The group’s bid was declared superior over its only competitor’s offer. Filinvest Land Inc. sought for a higher P650-million annual subsidy.
This is the second key infrastructure contract in which Megawide and Filinvest clashed. The first one being the P17.5-billion Mactan-Cebu International Airport, a deal whose awarding was delayed because of legal hurdles.
Megawide won the battle for the airport construction contract.
The multibillion-peso transport-terminal contract, meanwhile, provides for the construction of an intermodal terminal near the Manila-Cavite Expressway to connect passengers coming from Cavite to urban-transport systems in Metro Manila.

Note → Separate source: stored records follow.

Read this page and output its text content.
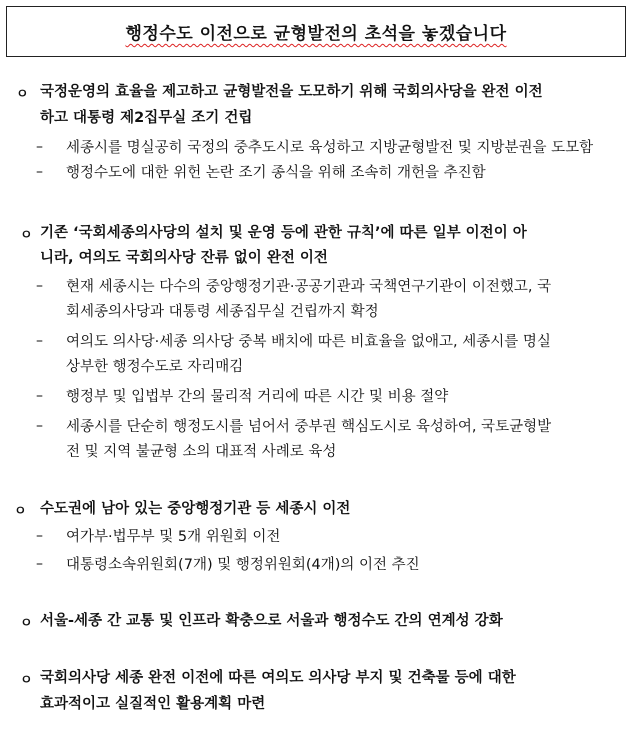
행정수도 이전으로 균형발전의 초석을 놓겠습니다
ㅇ 국정운영의 효율을 제고하고 균형발전을 도모하기 위해 국회의사당을 완전 이전
하고 대통령 제2집무실 조기 건립
– 세종시를 명실공히 국정의 중추도시로 육성하고 지방균형발전 및 지방분권을 도모함
– 행정수도에 대한 위헌 논란 조기 종식을 위해 조속히 개헌을 추진함
ㅇ 기존 ‘국회세종의사당의 설치 및 운영 등에 관한 규칙’에 따른 일부 이전이 아
니라, 여의도 국회의사당 잔류 없이 완전 이전
– 현재 세종시는 다수의 중앙행정기관·공공기관과 국책연구기관이 이전했고, 국
회세종의사당과 대통령 세종집무실 건립까지 확정
– 여의도 의사당·세종 의사당 중복 배치에 따른 비효율을 없애고, 세종시를 명실
상부한 행정수도로 자리매김
– 행정부 및 입법부 간의 물리적 거리에 따른 시간 및 비용 절약
– 세종시를 단순히 행정도시를 넘어서 중부권 핵심도시로 육성하여, 국토균형발
전 및 지역 불균형 소의 대표적 사례로 육성
ㅇ 수도권에 남아 있는 중앙행정기관 등 세종시 이전
– 여가부·법무부 및 5개 위원회 이전
– 대통령소속위원회(7개) 및 행정위원회(4개)의 이전 추진
ㅇ 서울-세종 간 교통 및 인프라 확충으로 서울과 행정수도 간의 연계성 강화
ㅇ 국회의사당 세종 완전 이전에 따른 여의도 의사당 부지 및 건축물 등에 대한
효과적이고 실질적인 활용계획 마련
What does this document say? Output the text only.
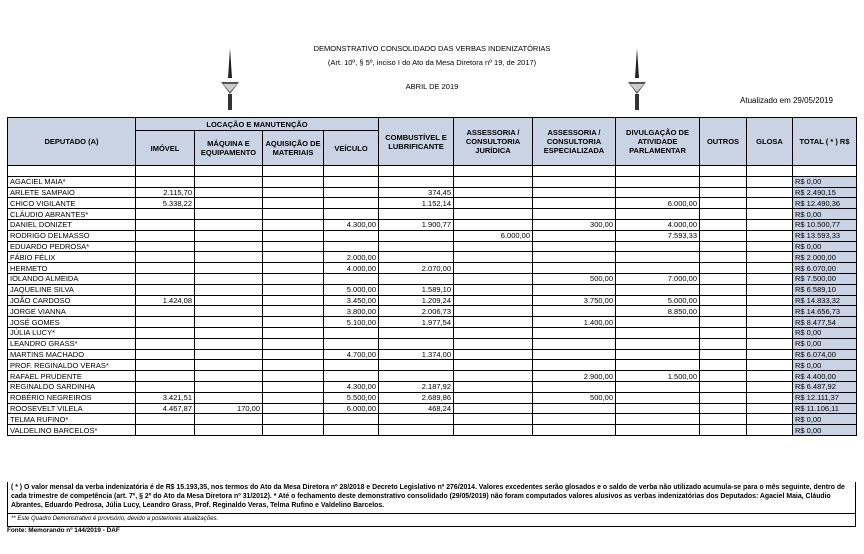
DEMONSTRATIVO CONSOLIDADO DAS VERBAS INDENIZATÓRIAS
(Art. 10º, § 5º, inciso I do Ato da Mesa Diretora nº 19, de 2017)
ABRIL DE 2019
Atualizado em 29/05/2019
DEPUTADO (A)	LOCAÇÃO E MANUTENÇÃO				COMBUSTÍVEL E LUBRIFICANTE	ASSESSORIA / CONSULTORIA JURÍDICA	ASSESSORIA / CONSULTORIA ESPECIALIZADA	DIVULGAÇÃO DE ATIVIDADE PARLAMENTAR	OUTROS	GLOSA	TOTAL ( * ) R$
	IMÓVEL	MÁQUINA E EQUIPAMENTO	AQUISIÇÃO DE MATERIAIS	VEÍCULO							

AGACIEL MAIA*											R$ 0,00
ARLETE SAMPAIO	2.115,70				374,45						R$ 2.490,15
CHICO VIGILANTE	5.338,22				1.152,14			6.000,00			R$ 12.490,36
CLÁUDIO ABRANTES*											R$ 0,00
DANIEL DONIZET				4.300,00	1.900,77		300,00	4.000,00			R$ 10.500,77
RODRIGO DELMASSO						6.000,00		7.593,33			R$ 13.593,33
EDUARDO PEDROSA*											R$ 0,00
FÁBIO FÉLIX				2.000,00							R$ 2.000,00
HERMETO				4.000,00	2.070,00						R$ 6.070,00
IOLANDO ALMEIDA							500,00	7.000,00			R$ 7.500,00
JAQUELINE SILVA				5.000,00	1.589,10						R$ 6.589,10
JOÃO CARDOSO	1.424,08			3.450,00	1.209,24		3.750,00	5.000,00			R$ 14.833,32
JORGE VIANNA				3.800,00	2.006,73			8.850,00			R$ 14.656,73
JOSÉ GOMES				5.100,00	1.977,54		1.400,00				R$ 8.477,54
JÚLIA LUCY*											R$ 0,00
LEANDRO GRASS*											R$ 0,00
MARTINS MACHADO				4.700,00	1.374,00						R$ 6.074,00
PROF. REGINALDO VERAS*											R$ 0,00
RAFAEL PRUDENTE							2.900,00	1.500,00			R$ 4.400,00
REGINALDO SARDINHA				4.300,00	2.187,92						R$ 6.487,92
ROBÉRIO NEGREIROS	3.421,51			5.500,00	2.689,86		500,00				R$ 12.111,37
ROOSEVELT VILELA	4.467,87	170,00		6.000,00	468,24						R$ 11.106,11
TELMA RUFINO*											R$ 0,00
VALDELINO BARCELOS*											R$ 0,00
( * ) O valor mensal da verba indenizatória é de R$ 15.193,35, nos termos do Ato da Mesa Diretora nº 28/2018 e Decreto Legislativo nº 276/2014. Valores excedentes serão glosados e o saldo de verba não utilizado acumula-se para o mês seguinte, dentro de cada trimestre de competência (art. 7º, § 2º do Ato da Mesa Diretora nº 31/2012). * Até o fechamento deste demonstrativo consolidado (29/05/2019) não foram computados valores alusivos as verbas indenizatórias dos Deputados: Agaciel Maia, Cláudio Abrantes, Eduardo Pedrosa, Júlia Lucy, Leandro Grass, Prof. Reginaldo Veras, Telma Rufino e Valdelino Barcelos.
** Este Quadro Demonstrativo é provisório, devido a posteriores atualizações.
Fonte: Memorando nº 144/2019 - DAF
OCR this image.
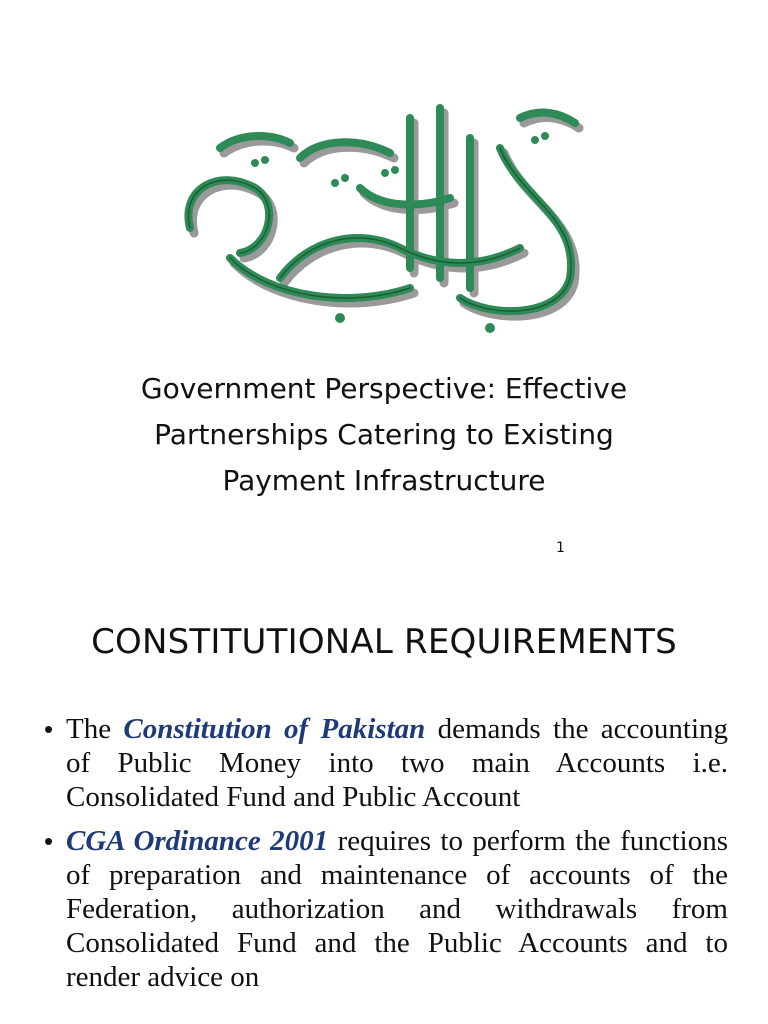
Government Perspective: Effective
Partnerships Catering to Existing
Payment Infrastructure
1
CONSTITUTIONAL REQUIREMENTS
• The Constitution of Pakistan demands the accounting of Public Money into two main Accounts i.e. Consolidated Fund and Public Account
• CGA Ordinance 2001 requires to perform the functions of preparation and maintenance of accounts of the Federation, authorization and withdrawals from Consolidated Fund and the Public Accounts and to render advice on
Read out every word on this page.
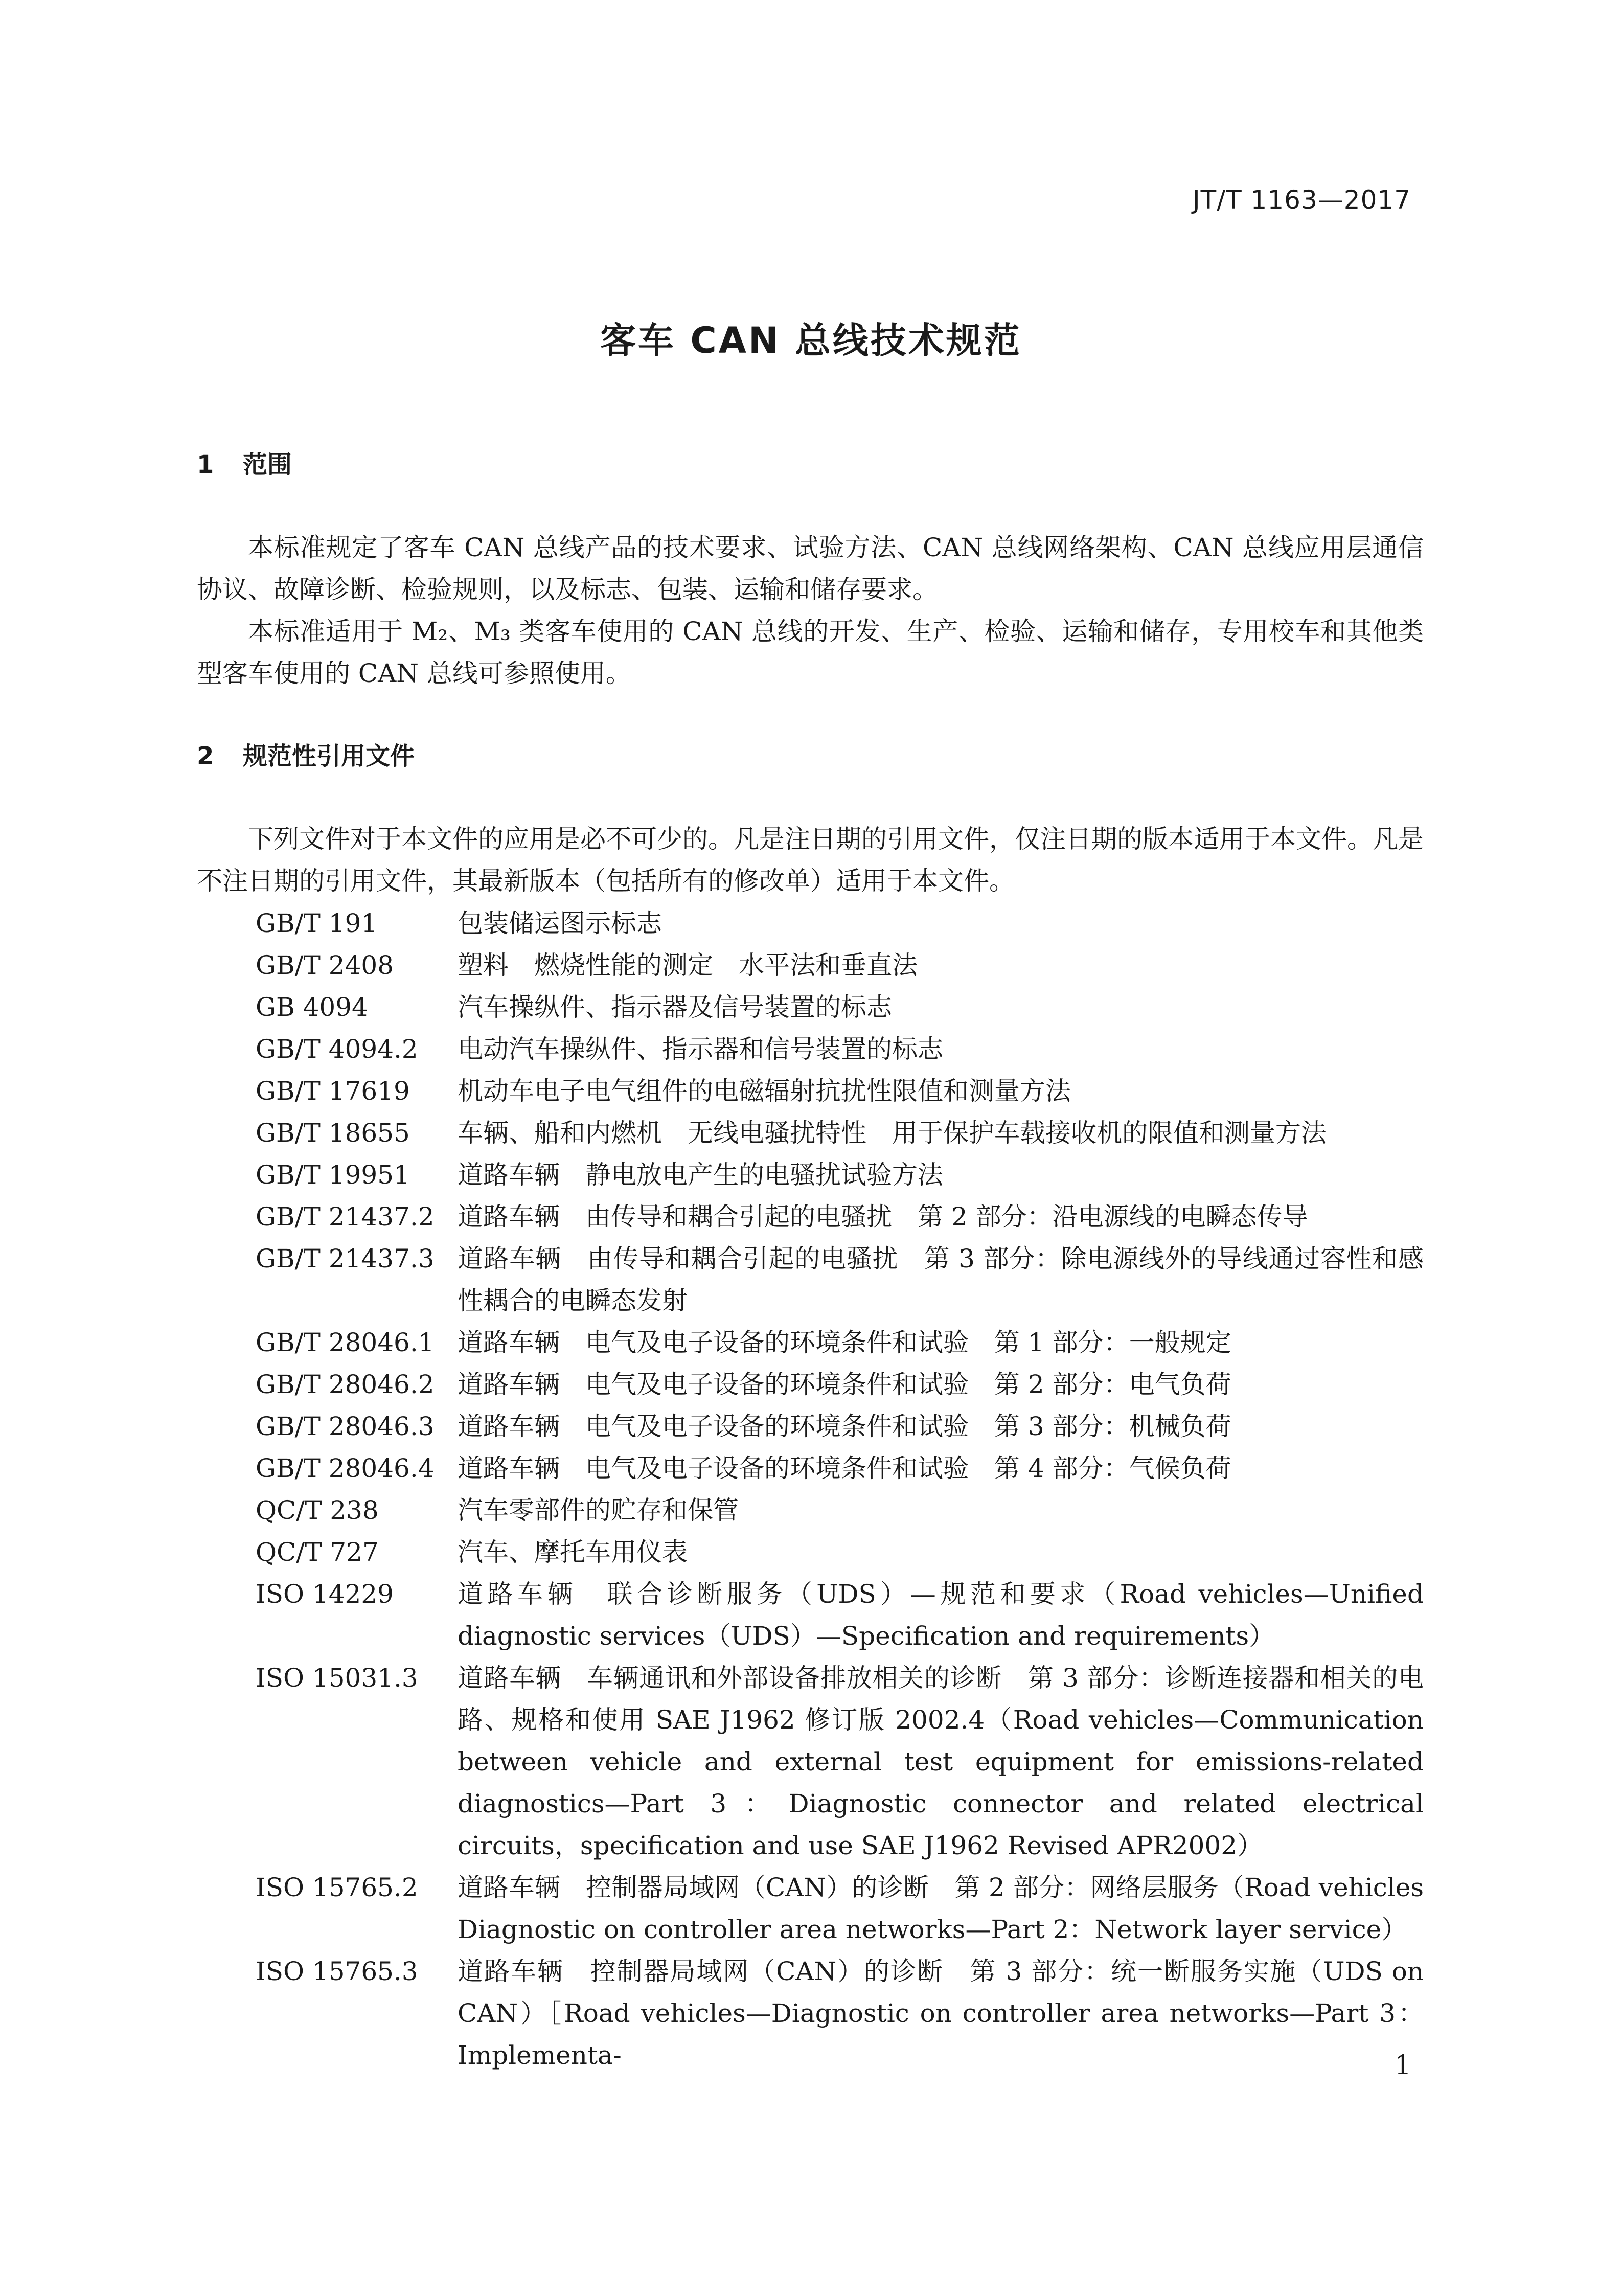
JT/T 1163—2017
客车 CAN 总线技术规范
1 范围

本标准规定了客车 CAN 总线产品的技术要求、试验方法、CAN 总线网络架构、CAN 总线应用层通信协议、故障诊断、检验规则，以及标志、包装、运输和储存要求。

本标准适用于 M₂、M₃ 类客车使用的 CAN 总线的开发、生产、检验、运输和储存，专用校车和其他类型客车使用的 CAN 总线可参照使用。

2 规范性引用文件

下列文件对于本文件的应用是必不可少的。凡是注日期的引用文件，仅注日期的版本适用于本文件。凡是不注日期的引用文件，其最新版本（包括所有的修改单）适用于本文件。

GB/T 191	包装储运图示标志
GB/T 2408	塑料　燃烧性能的测定　水平法和垂直法
GB 4094	汽车操纵件、指示器及信号装置的标志
GB/T 4094.2	电动汽车操纵件、指示器和信号装置的标志
GB/T 17619	机动车电子电气组件的电磁辐射抗扰性限值和测量方法
GB/T 18655	车辆、船和内燃机　无线电骚扰特性　用于保护车载接收机的限值和测量方法
GB/T 19951	道路车辆　静电放电产生的电骚扰试验方法
GB/T 21437.2 道路车辆　由传导和耦合引起的电骚扰　第 2 部分：沿电源线的电瞬态传导
GB/T 21437.3 道路车辆　由传导和耦合引起的电骚扰　第 3 部分：除电源线外的导线通过容性和感性耦合的电瞬态发射
GB/T 28046.1 道路车辆　电气及电子设备的环境条件和试验　第 1 部分：一般规定
GB/T 28046.2 道路车辆　电气及电子设备的环境条件和试验　第 2 部分：电气负荷
GB/T 28046.3 道路车辆　电气及电子设备的环境条件和试验　第 3 部分：机械负荷
GB/T 28046.4 道路车辆　电气及电子设备的环境条件和试验　第 4 部分：气候负荷
QC/T 238	汽车零部件的贮存和保管
QC/T 727	汽车、摩托车用仪表
ISO 14229	道路车辆　联合诊断服务（UDS）—规范和要求（Road vehicles—Unified diagnostic services（UDS）—Specification and requirements）
ISO 15031.3	道路车辆　车辆通讯和外部设备排放相关的诊断　第 3 部分：诊断连接器和相关的电路、规格和使用 SAE J1962 修订版 2002.4（Road vehicles—Communication between vehicle and external test equipment for emissions-related diagnostics—Part 3：Diagnostic connector and related electrical circuits，specification and use SAE J1962 Revised APR2002）
ISO 15765.2	道路车辆　控制器局域网（CAN）的诊断　第 2 部分：网络层服务（Road vehicles Diagnostic on controller area networks—Part 2：Network layer service）
ISO 15765.3	道路车辆　控制器局域网（CAN）的诊断　第 3 部分：统一断服务实施（UDS on CAN）［Road vehicles—Diagnostic on controller area networks—Part 3：Implementa-	1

It will include a passenger-terminal building, arrival and departure bays, public-information systems, ticketing and baggage-handling facilities and park-ride facilities.
The government has awarded eight contracts since the infrastructure program’s inception in 2010. It aims to sign at least 15 contracts by the time President Aquino steps down from office in 2016.
Megawide has cemented its image as a mainstay in the government’s flagship infrastructure program, bagging a number of PPP projects, including the P16.42-billion PPP for School Infrastructure Project (PSIP) Phase 1; two of the five contracts under the P8.8-billion PSIP Phase 2; and the P5.7-billion deal for the construction, operation and maintenance of the Philippine Orthopedic Center.
The state intends to plug the gap in the country’s transportation infrastructure in the next decade by rolling out massive infrastructure projects that are seen to spur economic growth.